La Danimarca è una mina vagante


La Danimarca ha interpretato la fiaba più bella degli anni Novanta vincendo l'Europeo 1992 contro tutti i pronostici e con giocatori arruolati all'ultimo momento visto che non si erano qualificati e solo la scomparsa della Jugoslavia li ha ammessi.
Come quel gruppo, la squadra di Tomasson parte senza la fiducia degli osservatori ma con molti giocatori di talento.

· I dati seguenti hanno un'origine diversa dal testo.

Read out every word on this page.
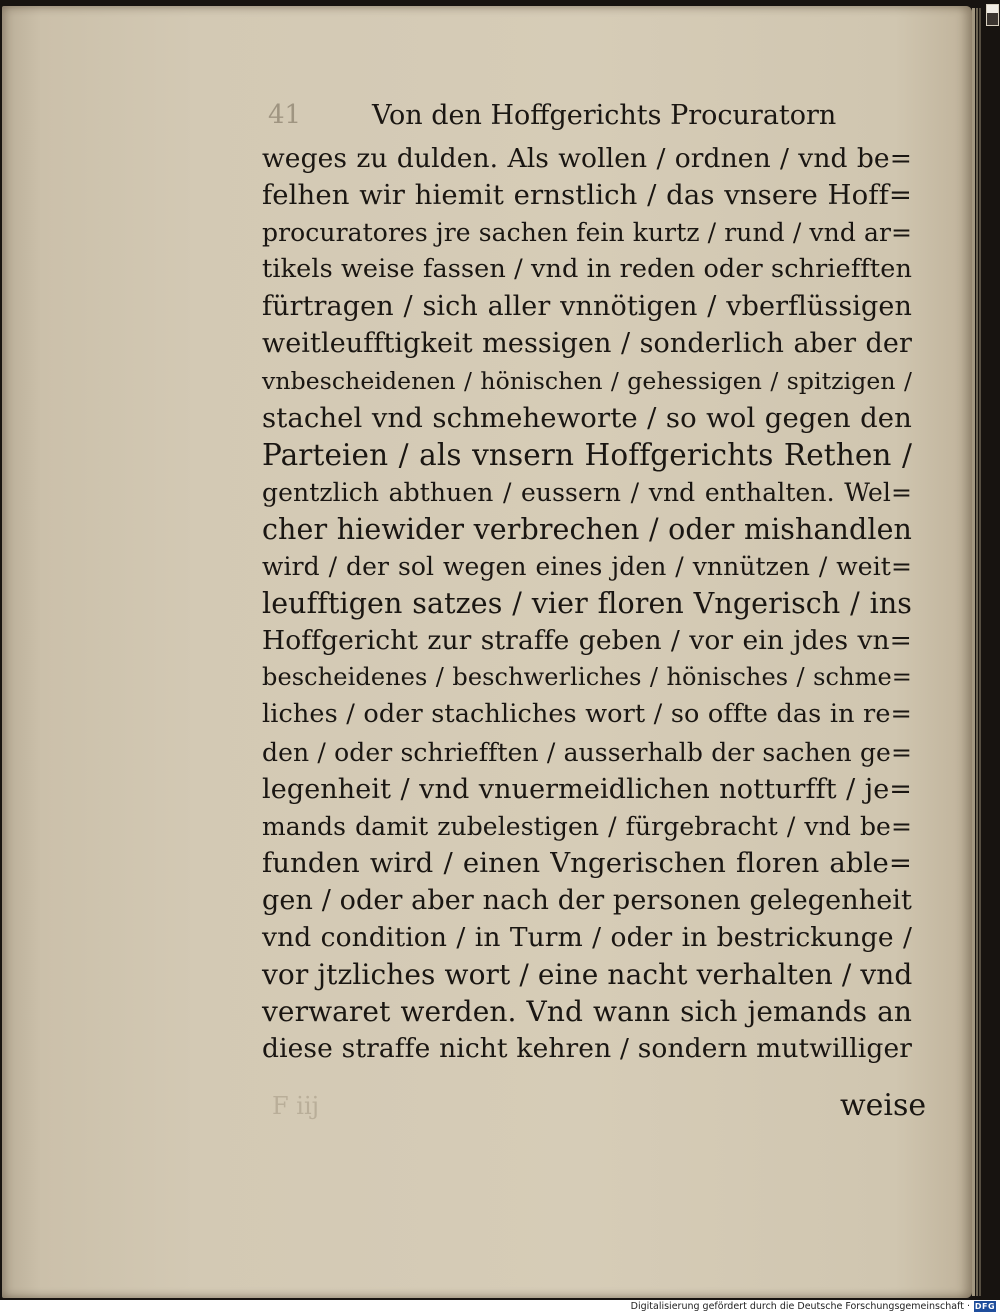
41	Von den Hoffgerichts Procuratorn
weges zu dulden. Als wollen / ordnen / vnd be=
felhen wir hiemit ernstlich / das vnsere Hoff=
procuratores jre sachen fein kurtz / rund / vnd ar=
tikels weise fassen / vnd in reden oder schriefften
fürtragen / sich aller vnnötigen / vberflüssigen
weitleufftigkeit messigen / sonderlich aber der
vnbescheidenen / hönischen / gehessigen / spitzigen /
stachel vnd schmeheworte / so wol gegen den
Parteien / als vnsern Hoffgerichts Rethen /
gentzlich abthuen / eussern / vnd enthalten. Wel=
cher hiewider verbrechen / oder mishandlen
wird / der sol wegen eines jden / vnnützen / weit=
leufftigen satzes / vier floren Vngerisch / ins
Hoffgericht zur straffe geben / vor ein jdes vn=
bescheidenes / beschwerliches / hönisches / schme=
liches / oder stachliches wort / so offte das in re=
den / oder schriefften / ausserhalb der sachen ge=
legenheit / vnd vnuermeidlichen notturfft / je=
mands damit zubelestigen / fürgebracht / vnd be=
funden wird / einen Vngerischen floren able=
gen / oder aber nach der personen gelegenheit
vnd condition / in Turm / oder in bestrickunge /
vor jtzliches wort / eine nacht verhalten / vnd
verwaret werden. Vnd wann sich jemands an
diese straffe nicht kehren / sondern mutwilliger
F iij	weise
Digitalisierung gefördert durch die Deutsche Forschungsgemeinschaft · DFG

Dopo la crisi dell'Europeo 2000, in cui persero tutte le tre partite del girone finale, i danesi sono stati affidati a Morten Olsen e il Ct ha cominciato una rivoluzione morbida che li ha portati ad avere una spina dorsale di giocatori esperti.
I danesi hanno chiuso il girone di qualificazione al primo posto collezionando quattro vittorie, tre pareggi e un ko (0-2 in casa con la Bosnia-Erzegovina).
In porta c'è Sorensen, che ha raccolto il testimone del leggendario Schmeichel. La difesa ha in Helveg un vero e proprio jolly, l'interista che può giocare a destra, al centro, ma anche in interdizione a centrocampo.
A sinistra gioca Jensen, mentre davanti a Sorensen di solito giostrano il milanista Laursen e Henriksen. Con l'Italia, visto che il centrocampista Gravesen è squalificato, Helveg potrebbe giocare più avanti. Al suo posto in difesa ci sarà uno tra Priske e Bogelund. A centrocampo il regista titolare è Jensen, Poulsen il talento emergente, Gravesen l'uomo di esperienza. Gli elementi di spicco del reparto sono però gli esterni: Gronkjaer, l'ala del Chelsea, può giocare su entrambe le fasce, mentre Rommendahl sta a sinistra. Il loro impiego è quasi certo con il 4-2-3-1, nel caso del 4-3-3 invece Rommendahl potrebbe lasciare il posto in avanti all'udinese Jorgensen. Con l'Italia però non ci sarà Gronkjaer. L'esterno ha perso nei giorni scorsi la madre, gravemente malata, e per starle vicino ha ritardato la partenza per il Portogallo. In attacco il centravanti titolare è il milanista Tomasson. Dietro di lui, nel modulo con le tre mezzepunte, c'è Sand, autore di due gol nelle ultime tre uscite. Il 31enne non gioca nel 4-3-3 ma potrebbe subentrare a Tomasson. Lovenkrands e Jorgensen le altre alternative per l'attacco.